I began thinking like a NoSQL Guy and decided to use HiveQL. I had better success getting the data in to Hadoop...but now I had to get the data out of my RDBMS in a NoSQL-optimized format that I could quickly use HiveQL against.
As my journey continued I thought about how I would intend to get my data into Hadoop if we ever deployed it as a real RDBMS complement. We would probably write something that "listened" for "interesting" data on the production system and then put it into Hadoop. That listener is Apache Flume. Why not just point Flume to listen in to our Service Broker events and scrape the data that way. I had that up and running in a few hours.
Flume works by having an agent running on a JVM listen for events (such as Service Broker messages to a JMS system).

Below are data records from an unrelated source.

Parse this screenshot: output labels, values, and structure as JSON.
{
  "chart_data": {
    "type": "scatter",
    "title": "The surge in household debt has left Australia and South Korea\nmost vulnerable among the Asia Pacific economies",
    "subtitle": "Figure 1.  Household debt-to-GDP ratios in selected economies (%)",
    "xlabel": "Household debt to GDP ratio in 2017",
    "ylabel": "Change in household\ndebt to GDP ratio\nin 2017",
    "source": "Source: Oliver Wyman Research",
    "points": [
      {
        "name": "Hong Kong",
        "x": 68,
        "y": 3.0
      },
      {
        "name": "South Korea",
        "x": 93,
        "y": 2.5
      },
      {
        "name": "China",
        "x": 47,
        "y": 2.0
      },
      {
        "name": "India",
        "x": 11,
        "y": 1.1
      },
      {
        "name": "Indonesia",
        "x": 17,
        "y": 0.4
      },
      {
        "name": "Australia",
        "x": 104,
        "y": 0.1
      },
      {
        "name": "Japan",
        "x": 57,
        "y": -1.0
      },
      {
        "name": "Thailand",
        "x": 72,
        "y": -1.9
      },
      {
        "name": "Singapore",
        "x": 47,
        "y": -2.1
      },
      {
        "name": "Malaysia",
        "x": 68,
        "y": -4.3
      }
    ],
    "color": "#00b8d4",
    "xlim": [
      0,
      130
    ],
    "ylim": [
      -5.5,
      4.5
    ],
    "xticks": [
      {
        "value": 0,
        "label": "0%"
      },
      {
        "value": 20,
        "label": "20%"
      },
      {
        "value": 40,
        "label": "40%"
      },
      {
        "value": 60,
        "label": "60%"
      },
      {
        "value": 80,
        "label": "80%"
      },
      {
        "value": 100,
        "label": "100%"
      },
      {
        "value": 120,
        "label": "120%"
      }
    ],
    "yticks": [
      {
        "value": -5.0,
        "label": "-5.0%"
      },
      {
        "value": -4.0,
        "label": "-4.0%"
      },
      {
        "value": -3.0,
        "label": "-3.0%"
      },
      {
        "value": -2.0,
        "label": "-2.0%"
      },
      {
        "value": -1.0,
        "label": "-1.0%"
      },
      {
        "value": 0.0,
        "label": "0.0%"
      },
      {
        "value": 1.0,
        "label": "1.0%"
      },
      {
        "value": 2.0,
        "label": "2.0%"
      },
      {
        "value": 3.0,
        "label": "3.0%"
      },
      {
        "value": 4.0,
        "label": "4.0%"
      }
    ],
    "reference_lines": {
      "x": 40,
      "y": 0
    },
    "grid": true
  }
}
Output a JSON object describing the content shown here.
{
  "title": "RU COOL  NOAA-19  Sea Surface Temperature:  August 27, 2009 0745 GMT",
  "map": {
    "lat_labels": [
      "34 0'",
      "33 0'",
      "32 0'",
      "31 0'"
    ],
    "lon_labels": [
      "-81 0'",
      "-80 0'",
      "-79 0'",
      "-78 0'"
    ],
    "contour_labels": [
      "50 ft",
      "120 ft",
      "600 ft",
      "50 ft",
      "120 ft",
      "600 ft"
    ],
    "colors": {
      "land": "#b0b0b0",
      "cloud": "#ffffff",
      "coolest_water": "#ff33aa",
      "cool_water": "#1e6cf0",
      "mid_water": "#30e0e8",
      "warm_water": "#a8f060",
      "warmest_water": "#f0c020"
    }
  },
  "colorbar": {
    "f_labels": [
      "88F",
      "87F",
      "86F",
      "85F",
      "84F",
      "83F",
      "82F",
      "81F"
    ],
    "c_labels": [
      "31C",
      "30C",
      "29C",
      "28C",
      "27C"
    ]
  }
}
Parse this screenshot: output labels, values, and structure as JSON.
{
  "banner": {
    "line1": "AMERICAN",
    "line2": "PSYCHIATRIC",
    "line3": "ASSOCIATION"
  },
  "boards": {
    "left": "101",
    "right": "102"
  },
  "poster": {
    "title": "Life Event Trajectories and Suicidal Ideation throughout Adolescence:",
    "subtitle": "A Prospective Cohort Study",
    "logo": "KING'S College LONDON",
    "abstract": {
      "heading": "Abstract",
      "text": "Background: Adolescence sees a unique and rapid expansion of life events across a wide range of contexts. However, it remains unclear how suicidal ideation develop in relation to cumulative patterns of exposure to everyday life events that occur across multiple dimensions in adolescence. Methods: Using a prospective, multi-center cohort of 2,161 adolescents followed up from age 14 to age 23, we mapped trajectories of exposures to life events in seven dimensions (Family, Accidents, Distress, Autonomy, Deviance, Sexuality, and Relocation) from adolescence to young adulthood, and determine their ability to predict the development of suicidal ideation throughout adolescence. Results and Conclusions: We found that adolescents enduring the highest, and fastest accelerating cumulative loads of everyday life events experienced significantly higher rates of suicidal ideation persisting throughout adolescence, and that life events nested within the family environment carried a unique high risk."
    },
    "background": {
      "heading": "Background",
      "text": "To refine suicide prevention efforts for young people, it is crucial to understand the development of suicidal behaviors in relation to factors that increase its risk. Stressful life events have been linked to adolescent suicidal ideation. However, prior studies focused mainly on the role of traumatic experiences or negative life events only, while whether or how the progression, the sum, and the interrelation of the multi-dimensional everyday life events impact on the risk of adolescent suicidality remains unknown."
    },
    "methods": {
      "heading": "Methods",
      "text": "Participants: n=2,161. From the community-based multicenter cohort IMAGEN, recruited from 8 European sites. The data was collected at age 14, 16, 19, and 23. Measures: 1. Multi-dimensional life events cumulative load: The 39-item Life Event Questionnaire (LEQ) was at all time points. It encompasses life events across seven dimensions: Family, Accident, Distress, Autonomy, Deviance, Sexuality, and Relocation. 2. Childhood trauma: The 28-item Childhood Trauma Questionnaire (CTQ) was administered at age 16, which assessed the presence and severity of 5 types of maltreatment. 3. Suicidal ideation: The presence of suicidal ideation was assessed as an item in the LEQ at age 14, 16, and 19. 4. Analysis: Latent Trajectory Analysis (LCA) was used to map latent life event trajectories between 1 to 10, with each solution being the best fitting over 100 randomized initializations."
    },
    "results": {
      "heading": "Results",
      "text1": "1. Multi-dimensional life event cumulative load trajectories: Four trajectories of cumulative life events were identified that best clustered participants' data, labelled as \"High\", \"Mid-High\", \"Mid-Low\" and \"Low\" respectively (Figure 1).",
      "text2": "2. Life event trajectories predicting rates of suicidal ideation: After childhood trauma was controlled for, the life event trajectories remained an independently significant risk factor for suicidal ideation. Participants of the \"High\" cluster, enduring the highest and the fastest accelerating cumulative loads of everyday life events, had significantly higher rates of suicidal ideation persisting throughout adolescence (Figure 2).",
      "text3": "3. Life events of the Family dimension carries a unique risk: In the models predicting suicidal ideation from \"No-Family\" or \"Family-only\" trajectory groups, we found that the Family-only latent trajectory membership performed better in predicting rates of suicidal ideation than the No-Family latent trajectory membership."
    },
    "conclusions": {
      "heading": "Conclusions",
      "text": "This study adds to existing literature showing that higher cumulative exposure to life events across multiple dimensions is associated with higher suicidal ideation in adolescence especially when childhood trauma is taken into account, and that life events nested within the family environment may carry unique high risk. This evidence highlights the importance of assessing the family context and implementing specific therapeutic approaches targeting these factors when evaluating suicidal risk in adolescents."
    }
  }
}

The events are queued up into a "Channel". The channels produce new outgoing events to Hadoop/HDFS/HBase (or whatever you use for persistence). So, why use a channel in the middle? Flexibility and asynchronicity. The channels have disaster recovery mechanisms built in. As your throughput needs change you can configure your agents to do fan-in (more agents talk to fewer channels) or fan-out (less agents talk to more channels). The former is great if you have, for instance, multiple listeners that only need to talk to one Hadoop instance. The latter is good if you have one source system that you want to talk to multiple Hadoop instances. Or if you need to route messages to a standby channel to do maintenance on your Hadoop instance.
This means that Flume is very scalable and can handle constant data streams effectively without worry of data loss. This is great for something like streaming stock quotes. Flume is by far the easiest way to load data quickly into Hadoop.